Ce n’est qu’après la victoire de la révolution de 1917 que changea la situation des Juifs en Russie. Actuellement, toutes les lois restrictives y sont abolies, le « ghetto » n’existe plus, les massacres ou toute autre action antisémite sont impossibles. Mais, malheureusement, une réserve sérieuse doit être faite. La révolution n’ayant pas réussi dans le sens voulu par les classes travailleuses, les conditions générales de la vie étant restés extrêmement pénibles pour les vastes masses populaires, une nouvelle couche de privilégiés, de bureaucrates, d’exploiteurs, de nouveaux riches s’étant formée, et un grand nombre de Juifs appartenant justement à cette couche ainsi qu’au parti gouvernant, y compris plusieurs chefs suprêmes (Zinoviev, Trotzki et autres), — le mécontentement des masses, leur haine contre les nouveaux maîtres, leur humeur générale sont orientés, en partie, contre les Juifs. La tendance antisémite sommeille et se répand sourdement, clandestinement. C’est un fait incontestable que « les Juifs » sont haïs en Russie, par les masses ignorantes qui ne savent pas mieux et, peut-être, plus mal encore, distinguer les choses qu’avant la révolution. La chute du gouvernement bolcheviste (événement fort possible) et même le premier mouvement sérieux contre l’état actuel des choses, pourraient faire revivre les horreurs des temps passés et amener des massacres en masse des Juifs. Ce sont les bolcheviks eux-mêmes, ces faussaires de la véritable révolution sociale, qui en seraient les premiers responsables. Car, ce sont les conséquences désastreuses d’une révolution faussée, qui y amèneraient. En tout cas, on ne peut pas encore affirmer que l’antisémitisme soit définitivement mort en Russie.

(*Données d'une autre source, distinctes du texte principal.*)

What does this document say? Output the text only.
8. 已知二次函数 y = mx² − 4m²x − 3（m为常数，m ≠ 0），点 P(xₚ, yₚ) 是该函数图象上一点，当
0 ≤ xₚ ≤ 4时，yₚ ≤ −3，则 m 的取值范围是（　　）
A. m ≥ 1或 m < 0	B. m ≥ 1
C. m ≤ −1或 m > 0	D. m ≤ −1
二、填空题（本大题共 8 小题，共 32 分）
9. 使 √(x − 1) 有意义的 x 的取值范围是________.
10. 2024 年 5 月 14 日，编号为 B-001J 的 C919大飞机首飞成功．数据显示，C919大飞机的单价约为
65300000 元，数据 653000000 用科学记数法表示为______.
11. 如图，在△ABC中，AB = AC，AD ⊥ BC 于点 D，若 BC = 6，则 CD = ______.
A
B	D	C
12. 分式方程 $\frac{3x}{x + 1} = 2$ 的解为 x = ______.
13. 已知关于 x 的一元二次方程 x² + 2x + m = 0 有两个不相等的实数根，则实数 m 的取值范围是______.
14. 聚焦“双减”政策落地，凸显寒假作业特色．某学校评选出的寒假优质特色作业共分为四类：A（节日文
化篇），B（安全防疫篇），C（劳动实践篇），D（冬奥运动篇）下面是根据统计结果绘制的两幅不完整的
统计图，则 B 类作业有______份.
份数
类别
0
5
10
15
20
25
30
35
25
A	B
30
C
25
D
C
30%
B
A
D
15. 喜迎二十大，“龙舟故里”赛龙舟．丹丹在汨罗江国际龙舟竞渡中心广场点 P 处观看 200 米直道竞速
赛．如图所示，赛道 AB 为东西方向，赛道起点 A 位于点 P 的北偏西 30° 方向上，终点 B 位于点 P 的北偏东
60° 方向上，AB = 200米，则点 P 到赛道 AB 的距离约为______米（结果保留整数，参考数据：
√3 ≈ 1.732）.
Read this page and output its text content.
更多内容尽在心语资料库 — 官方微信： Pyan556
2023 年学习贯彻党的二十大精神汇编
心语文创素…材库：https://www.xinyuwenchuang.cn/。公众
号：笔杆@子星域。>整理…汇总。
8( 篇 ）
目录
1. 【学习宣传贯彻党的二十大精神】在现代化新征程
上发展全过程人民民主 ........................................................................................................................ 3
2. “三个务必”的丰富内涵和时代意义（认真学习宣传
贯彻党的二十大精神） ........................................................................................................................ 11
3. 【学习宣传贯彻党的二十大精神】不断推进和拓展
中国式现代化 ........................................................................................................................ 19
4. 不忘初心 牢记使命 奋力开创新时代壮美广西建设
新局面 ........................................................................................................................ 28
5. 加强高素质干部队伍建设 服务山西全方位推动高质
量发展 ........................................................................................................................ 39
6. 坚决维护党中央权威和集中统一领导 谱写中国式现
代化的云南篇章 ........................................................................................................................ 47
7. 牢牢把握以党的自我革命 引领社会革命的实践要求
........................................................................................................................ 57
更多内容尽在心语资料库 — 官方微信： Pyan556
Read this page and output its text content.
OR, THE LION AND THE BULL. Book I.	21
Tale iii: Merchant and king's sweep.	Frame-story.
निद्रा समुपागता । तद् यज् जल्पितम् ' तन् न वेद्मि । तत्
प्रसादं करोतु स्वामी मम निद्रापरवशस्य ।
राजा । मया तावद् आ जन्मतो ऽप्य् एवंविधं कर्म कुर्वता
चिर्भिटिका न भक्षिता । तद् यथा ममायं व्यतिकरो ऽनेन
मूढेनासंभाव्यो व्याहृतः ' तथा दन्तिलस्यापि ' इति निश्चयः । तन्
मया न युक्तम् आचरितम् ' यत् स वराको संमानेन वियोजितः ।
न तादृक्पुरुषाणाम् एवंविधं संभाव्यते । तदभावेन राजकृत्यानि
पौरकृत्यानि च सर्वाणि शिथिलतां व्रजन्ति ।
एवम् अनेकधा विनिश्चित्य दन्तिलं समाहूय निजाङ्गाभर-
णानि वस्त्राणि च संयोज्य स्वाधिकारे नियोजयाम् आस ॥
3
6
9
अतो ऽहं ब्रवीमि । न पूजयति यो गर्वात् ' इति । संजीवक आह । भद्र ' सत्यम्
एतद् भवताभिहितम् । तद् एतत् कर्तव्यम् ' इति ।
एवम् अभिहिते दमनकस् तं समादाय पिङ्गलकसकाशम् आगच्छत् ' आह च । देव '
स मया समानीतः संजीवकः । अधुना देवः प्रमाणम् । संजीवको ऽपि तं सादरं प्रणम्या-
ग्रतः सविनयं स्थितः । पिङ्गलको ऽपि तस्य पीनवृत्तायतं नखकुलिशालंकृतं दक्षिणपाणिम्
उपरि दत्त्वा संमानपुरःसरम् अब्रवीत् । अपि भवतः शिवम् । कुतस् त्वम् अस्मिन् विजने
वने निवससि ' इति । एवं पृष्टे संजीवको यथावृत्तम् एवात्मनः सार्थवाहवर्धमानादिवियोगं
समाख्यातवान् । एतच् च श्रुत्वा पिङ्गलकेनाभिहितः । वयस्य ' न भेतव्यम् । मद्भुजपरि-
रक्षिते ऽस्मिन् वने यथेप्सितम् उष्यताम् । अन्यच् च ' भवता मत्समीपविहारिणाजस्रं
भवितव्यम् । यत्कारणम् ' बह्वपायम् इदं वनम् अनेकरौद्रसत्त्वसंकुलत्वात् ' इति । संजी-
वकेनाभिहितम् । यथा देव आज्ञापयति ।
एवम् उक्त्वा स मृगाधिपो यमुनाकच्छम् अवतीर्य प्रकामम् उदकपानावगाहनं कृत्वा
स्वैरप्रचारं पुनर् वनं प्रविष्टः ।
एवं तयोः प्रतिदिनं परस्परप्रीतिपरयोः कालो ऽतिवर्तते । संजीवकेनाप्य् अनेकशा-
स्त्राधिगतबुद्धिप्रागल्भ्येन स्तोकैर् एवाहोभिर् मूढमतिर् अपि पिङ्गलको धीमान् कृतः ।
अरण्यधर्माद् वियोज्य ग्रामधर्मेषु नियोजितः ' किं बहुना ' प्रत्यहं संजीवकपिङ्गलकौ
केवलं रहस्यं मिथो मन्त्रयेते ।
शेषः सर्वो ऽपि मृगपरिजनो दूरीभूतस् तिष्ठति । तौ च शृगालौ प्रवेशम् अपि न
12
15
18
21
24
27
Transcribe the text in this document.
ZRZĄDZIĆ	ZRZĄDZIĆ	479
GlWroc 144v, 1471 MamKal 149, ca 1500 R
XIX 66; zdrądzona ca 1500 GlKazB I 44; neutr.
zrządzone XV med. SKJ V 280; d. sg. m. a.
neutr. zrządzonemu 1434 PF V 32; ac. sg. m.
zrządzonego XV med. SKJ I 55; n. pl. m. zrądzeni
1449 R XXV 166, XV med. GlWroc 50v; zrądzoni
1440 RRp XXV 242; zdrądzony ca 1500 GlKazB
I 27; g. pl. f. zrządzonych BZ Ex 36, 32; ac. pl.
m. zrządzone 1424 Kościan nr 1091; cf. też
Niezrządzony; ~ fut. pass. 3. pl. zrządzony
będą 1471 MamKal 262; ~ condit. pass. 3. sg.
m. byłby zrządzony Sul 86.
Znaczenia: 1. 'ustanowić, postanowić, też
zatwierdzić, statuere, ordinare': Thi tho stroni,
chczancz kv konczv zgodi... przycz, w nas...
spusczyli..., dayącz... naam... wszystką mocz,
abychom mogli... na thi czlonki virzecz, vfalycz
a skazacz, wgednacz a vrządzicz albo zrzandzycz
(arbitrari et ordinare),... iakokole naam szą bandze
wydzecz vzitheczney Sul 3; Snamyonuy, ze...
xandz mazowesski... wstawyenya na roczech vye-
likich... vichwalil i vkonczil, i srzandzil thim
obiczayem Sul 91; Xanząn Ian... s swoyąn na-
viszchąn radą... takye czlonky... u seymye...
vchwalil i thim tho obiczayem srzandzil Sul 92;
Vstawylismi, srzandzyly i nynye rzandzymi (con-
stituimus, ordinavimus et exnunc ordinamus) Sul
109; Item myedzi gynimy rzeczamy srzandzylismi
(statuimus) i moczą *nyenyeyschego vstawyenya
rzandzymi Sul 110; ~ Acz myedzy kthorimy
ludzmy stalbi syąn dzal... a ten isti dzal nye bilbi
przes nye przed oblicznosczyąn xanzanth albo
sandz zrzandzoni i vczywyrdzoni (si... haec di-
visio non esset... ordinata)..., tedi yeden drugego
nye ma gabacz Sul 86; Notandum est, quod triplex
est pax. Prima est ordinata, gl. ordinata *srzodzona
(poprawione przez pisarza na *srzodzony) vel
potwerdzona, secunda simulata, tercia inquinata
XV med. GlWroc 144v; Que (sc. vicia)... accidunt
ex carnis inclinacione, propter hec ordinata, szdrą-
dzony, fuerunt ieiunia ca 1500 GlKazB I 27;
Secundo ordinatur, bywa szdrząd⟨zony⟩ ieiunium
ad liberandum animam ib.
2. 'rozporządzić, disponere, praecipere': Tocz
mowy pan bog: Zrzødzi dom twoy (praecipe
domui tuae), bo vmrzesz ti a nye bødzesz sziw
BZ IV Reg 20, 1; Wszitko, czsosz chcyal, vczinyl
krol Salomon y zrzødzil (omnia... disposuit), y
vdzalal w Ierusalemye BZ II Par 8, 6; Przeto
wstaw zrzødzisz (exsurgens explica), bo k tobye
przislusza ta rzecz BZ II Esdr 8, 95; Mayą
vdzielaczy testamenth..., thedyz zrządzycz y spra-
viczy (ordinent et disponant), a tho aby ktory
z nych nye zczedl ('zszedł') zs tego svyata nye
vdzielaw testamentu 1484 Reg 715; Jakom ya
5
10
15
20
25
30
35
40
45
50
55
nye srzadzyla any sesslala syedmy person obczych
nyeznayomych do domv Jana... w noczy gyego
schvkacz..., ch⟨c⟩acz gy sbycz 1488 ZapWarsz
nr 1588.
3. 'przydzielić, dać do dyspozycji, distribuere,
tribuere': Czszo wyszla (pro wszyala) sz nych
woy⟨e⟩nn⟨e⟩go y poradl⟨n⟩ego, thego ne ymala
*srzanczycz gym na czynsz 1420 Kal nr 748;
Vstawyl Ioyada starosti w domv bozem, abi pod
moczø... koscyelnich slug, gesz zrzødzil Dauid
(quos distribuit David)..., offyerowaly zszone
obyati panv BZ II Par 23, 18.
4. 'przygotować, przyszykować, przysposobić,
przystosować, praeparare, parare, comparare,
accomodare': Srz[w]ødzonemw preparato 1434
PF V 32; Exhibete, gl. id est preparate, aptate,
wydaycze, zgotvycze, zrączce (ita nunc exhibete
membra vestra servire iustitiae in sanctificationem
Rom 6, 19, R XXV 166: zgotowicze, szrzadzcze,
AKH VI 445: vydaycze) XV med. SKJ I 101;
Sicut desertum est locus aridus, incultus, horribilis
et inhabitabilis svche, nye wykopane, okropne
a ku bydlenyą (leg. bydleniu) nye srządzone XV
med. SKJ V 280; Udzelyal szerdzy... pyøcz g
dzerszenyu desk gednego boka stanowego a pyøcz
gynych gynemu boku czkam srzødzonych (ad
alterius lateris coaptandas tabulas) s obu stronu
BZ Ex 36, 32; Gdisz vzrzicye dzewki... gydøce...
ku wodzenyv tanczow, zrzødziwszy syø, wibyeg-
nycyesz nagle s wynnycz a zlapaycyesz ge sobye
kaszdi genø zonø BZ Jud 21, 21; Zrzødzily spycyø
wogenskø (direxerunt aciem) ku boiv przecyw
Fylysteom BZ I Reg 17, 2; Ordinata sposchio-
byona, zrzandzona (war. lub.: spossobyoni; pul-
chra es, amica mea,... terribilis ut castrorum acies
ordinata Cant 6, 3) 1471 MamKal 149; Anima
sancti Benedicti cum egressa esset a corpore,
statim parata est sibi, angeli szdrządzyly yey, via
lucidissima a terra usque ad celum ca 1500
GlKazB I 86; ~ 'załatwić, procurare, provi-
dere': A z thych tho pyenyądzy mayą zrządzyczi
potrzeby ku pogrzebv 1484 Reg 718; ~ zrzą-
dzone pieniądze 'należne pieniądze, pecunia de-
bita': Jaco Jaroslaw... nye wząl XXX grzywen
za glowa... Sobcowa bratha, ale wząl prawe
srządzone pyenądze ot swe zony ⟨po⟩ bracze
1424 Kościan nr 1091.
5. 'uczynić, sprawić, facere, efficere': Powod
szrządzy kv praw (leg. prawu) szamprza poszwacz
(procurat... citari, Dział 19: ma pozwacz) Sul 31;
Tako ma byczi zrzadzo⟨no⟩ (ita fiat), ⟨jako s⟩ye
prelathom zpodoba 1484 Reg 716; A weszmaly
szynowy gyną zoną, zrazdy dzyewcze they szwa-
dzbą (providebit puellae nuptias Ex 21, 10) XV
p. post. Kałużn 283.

Ce ne fut pas, cependant, la Russie toute seule qui retourna à la pratique antisémite au cours du xxe siècle. L’Allemagne, l’Autriche, la Hongrie, les Pays Balkaniques, la France virent renaître les mêmes tendances, les mêmes haines, quoique, bien entendu, dans des formes plus douces, plus « civilisées ». Le cri : « À bas les Juifs ! » retentit de nouveau, tous les jours davantage, d’un bout du monde à l’autre. La propagande antijuive, la littérature antisémite pren-

nent des forces à vue d’œil. Cette fois, il ne s’agit pas d’égarements, de fanatisme quelconque, d’instincts religieux ou autres. Il ne s’agit que d’un calcul froid et conscient, d’une propagande au service de la réaction politique et sociale. Il faut trouver, devant les masses malheureuses et mécontentes, le bouc émissaire responsable de leurs malheurs. Il faut détourner leur attention des vrais coupables. Il faut chercher à égarer la conscience qui s’éveille. « C’est la puissance juive qui est la cause de tous les maux. Il faut l’abattre, et ce ne sont que les véritables nationalistes qui sont capables de le faire. Alors, tout ira pour le mieux. Rangez-vous donc autour du nationalisme intégral, contre le radicalisme et la révolution qui se sont vendus aux Juifs ! » Tel est l’appel du jour dans plus d’un pays du xxe siècle. La Pologne, à peine renée, se distingua déjà récemment, par des répressions contre les Juifs.

Il est curieux que même les pays qui, auparavant, n’avaient jamais péché par la tare de l’antisémitisme, y prennent goût aujourd’hui. Aux États-Unis, par exemple, certains cercles bourgeois, ayant constaté pendant la guerre qu’un nombre considérable d’antimilitaristes et de révolutionnaires se recrutaient parmi les Juifs, mettent en branle la propagande antisémite, et le fameux Ford devient le père spirituel de la campagne antijuive entamée en Amérique aujourd’hui.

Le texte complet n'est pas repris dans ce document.